In cells taken from patients, this bulbous, hybrid RNA-DNA crippled the machinery used to make standard RNA, which acts as a template for protein production. It’s as if the machinery hit “a series of speed bumps or the occasional roadblock,” says Wang (above left, with ScM student Tushar Chakravarty). Rather than creating one long RNA strand, the machinery produced many stunted ones. Worse still, these mini-strands attracted and diverted proteins that would otherwise be performing important cellular functions. When the team compiled a list of 280 proteins waylaid by this “toxic RNA,” a protein called nucleolin stood out as highly susceptible.

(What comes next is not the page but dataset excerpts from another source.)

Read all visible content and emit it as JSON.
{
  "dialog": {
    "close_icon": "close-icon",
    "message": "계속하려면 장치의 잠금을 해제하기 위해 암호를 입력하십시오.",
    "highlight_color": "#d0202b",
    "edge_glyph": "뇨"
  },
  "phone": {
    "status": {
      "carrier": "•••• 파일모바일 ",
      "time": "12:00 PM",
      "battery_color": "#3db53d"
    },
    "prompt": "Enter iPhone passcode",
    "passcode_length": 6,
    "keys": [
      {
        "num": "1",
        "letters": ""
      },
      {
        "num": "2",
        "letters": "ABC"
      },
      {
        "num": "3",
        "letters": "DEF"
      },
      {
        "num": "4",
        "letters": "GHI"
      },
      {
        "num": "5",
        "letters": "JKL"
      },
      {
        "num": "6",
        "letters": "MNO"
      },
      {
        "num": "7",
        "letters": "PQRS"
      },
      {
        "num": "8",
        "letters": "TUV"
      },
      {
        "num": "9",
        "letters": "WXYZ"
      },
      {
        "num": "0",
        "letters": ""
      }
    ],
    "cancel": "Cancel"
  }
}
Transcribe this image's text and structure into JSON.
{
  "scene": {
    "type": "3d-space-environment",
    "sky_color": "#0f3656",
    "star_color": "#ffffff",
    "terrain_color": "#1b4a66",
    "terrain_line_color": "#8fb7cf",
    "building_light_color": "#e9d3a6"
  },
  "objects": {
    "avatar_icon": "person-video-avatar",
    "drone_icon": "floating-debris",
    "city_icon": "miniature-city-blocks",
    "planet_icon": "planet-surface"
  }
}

The team was onto something big. In healthy cells, nucleolin is concentrated in the nucleolus, a chamber within the nucleus where protein assembly begins. But in the cells of ALS patients, nucleolin is widely dispersed throughout the entire nucleus. Though the details aren’t clear yet, this dispersion puts stress on cells, sometimes causing their death. And it’s cell death that manifests in ALS patients as progressive movement problems. In short, by focusing on the structure of the C9ORF72 mutation, the team had found a probable root cause for ALS.

There’s much more to study. But Wang and his colleagues are eager to put their insights to use developing therapies. And they’re hopeful that, as researchers study over 30 other diseases linked to similar repeat regions, the basic process they’ve discovered will prove to be a “smoking gun” many times over.